WHAT ARE FIVE MECHANISMS BY WHICH TUMOURS ESCAPE IMMUNE RECOGNITION AND DESTRUCTION?
- Downregulation of MHC class I molecules: Tumours may reduce or lose expression of MHC I, which is essential for presenting antigens to CD8+ cytotoxic T cells, helping them evade immune detection.
- secretion of immunosuppressive cytokines: tumour cells can secrete cytokine like TGF-B, IL-10 which suppress T cell activation and promote immunosuppressive tumour microenvironment.
- recruitment of immunosuppressive cells: tumours attract cells like Tregs and MDSC’s that inhibit anti tumour immune responses
- expression of immune checkpoint ligands: tumours express proteins such as PD-L1, which bind to PD1-receptors on T cells, inhibiting their function and leading to T cell exhaustion
- antigen loss variants: tumour cells may undergo genetic changes to stop expressing specific tumour antigens, making them invisble to antigen specific T cells
DISCUSS APPROACHES TO DEVELOPING CANCER VACCINES
Cancer vaccine development involves multiple strategies aimed at stimulating the immune system to recognize and eliminate cancer cells. These approaches can be broadly divided into preventive and therapeutic vaccines
- Peptide-Based Vaccines
- nucleic acid based vaccines
- dendritic cell vaccine
- whole tumour cell vaccine
- viral vector based vaccines
USING SPECIFIC EXAMPLES, DISCUSS VARIOUS IMMUNOTHERAPEUTIC STRATEGIES, WHICH HAVE BEEN APPROVED FOR USE IN THE TREATMENT AND PREVENTION OF HUMAN CANCERS.

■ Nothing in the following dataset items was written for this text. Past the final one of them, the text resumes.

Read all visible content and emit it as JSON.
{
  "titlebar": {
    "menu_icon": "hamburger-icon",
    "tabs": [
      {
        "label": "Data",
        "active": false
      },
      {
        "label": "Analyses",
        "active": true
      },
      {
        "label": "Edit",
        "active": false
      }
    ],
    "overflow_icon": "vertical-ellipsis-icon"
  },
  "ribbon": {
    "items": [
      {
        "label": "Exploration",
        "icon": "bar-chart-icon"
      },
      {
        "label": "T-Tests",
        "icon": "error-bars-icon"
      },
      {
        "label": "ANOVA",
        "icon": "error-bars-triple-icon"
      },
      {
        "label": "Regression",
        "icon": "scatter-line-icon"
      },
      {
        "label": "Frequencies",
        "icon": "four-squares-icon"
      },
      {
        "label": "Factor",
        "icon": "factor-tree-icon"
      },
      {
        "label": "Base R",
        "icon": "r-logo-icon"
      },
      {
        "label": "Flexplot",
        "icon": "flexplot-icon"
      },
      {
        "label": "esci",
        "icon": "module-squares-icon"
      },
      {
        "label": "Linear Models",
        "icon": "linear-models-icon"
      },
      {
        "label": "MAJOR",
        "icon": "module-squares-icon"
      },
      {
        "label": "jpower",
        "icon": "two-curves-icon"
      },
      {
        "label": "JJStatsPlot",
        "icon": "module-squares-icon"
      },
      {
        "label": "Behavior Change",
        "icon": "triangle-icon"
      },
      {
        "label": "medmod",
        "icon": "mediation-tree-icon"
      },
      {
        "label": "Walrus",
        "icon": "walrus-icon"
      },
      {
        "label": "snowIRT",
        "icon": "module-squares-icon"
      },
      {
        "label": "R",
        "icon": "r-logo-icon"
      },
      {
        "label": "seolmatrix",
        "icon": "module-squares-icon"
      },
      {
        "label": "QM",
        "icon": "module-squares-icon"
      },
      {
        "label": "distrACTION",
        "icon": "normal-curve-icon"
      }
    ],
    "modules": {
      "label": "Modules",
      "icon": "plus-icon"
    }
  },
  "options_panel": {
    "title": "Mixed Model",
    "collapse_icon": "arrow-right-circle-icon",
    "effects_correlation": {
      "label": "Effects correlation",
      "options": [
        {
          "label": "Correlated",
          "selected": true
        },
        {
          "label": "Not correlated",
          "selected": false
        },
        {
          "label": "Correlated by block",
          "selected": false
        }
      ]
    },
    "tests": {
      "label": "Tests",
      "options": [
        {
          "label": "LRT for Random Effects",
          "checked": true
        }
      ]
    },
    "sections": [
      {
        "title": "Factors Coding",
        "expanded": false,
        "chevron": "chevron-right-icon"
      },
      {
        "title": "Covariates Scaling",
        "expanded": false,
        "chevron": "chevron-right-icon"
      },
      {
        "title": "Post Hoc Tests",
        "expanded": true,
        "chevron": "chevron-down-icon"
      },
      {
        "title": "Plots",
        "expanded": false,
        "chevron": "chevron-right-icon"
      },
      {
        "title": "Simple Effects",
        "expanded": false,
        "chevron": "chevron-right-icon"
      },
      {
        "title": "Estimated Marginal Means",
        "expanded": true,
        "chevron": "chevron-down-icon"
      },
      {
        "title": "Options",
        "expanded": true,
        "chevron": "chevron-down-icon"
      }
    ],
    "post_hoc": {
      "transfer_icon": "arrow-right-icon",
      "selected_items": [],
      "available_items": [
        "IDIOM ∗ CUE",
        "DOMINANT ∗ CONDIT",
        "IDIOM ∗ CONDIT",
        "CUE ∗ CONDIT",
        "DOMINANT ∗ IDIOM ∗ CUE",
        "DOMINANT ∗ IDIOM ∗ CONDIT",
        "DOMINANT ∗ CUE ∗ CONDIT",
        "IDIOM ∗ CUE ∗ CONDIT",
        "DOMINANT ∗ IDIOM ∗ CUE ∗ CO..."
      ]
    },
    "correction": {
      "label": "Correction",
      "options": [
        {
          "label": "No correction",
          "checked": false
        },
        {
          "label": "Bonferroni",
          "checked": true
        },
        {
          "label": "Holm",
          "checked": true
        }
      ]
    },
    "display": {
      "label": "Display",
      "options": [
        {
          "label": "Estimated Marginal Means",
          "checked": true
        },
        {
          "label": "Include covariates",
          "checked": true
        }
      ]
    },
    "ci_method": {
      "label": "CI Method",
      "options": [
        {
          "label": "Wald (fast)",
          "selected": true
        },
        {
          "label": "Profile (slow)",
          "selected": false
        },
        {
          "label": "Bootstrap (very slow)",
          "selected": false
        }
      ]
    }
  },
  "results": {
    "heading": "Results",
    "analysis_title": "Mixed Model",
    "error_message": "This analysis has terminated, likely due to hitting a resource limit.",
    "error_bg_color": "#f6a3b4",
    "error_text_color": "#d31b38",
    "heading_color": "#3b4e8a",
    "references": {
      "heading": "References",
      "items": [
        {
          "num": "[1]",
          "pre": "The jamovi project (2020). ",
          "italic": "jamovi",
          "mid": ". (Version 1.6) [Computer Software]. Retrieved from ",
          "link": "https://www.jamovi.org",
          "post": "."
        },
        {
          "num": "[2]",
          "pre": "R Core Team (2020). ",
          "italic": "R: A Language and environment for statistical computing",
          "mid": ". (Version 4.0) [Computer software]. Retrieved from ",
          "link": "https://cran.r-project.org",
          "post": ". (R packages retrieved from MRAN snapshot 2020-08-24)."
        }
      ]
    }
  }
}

immunotherapy aims to enhance the bodsys immune system to fight cancer, the strategies that have been approved, include:
- immune checkpoint inhibitors: these drugs block inhibitory receptors on T cells, restoring their ability to attack cancer cells e.g. ipilimumab is approved for melanoma by blocking CTLA-4 OR PD-1 pathways.
- cancer vaccines: stimulate the immune system to recognise and attack tumour specific antigens. e.g. preventative vaccines or therapeutic vaccines
- adoptive cell therapy (ACT): Involves modifying or expanding a patient’s immune cells and reinfusing them to attack tumours. e.g CAR-T cell therapy.
- monoclonal antibodies: these lab made antibodies bind specific antigens on cancer cells and mediate immune responses like antibody dependent cell mediated cytotoxicity. e.g Trastuzuman targets HER2 in HER2 positve breast cancer.
- cytokine therapy: cytokines enhance immune systems ability to target tumours. e.g. interleukin-2 used in renal cell carcinoma and melanoma, but its high toxicity limits use.
PROVIDING SPECIFIC EXAMPLES, DISCUSS FOUR TYPES OF TUMOUR ANTIGENS THAT ARE RECOGNISED BY CD8+ T CELLS.
CD8+ T cells recognise tumour antigens presented MHC class I molecules, these antigens may be classified in the types:
- tumour specific antigens (TSAs)/Neoantigens: these are derived from mutations unique to tumour cells, not found on normal cells. cells E.G. Mutated KRAS or EGFR peptide in lung cancer. antigens are present only on cancer cells. they are ideal for targeted therapy as the immune system can attack the tumours without harming the normal cells
- tumour associated antigens (TAAs): These are overexpressed or aberrantly expressed self-antigens found in tumours and sometimes in normal tissue at low levels. Are present on both the healthy cells and cancer cells but are abnormally or overexpressed on tumour . E.G. HER2 in breast cancer, CEA in colon cancer
- cancer testis antigen: these are normally only expressed in immune-privileged sites like the testis, but are aberrantly expressed in various cancers. E.g. MAGE-A3, NY-ESO-1.
- viral antigens: In virus-induced cancers, viral proteins act as tumour antigens. E.g. E6 and E7 proteins from high risk HPV types in cervical cancer.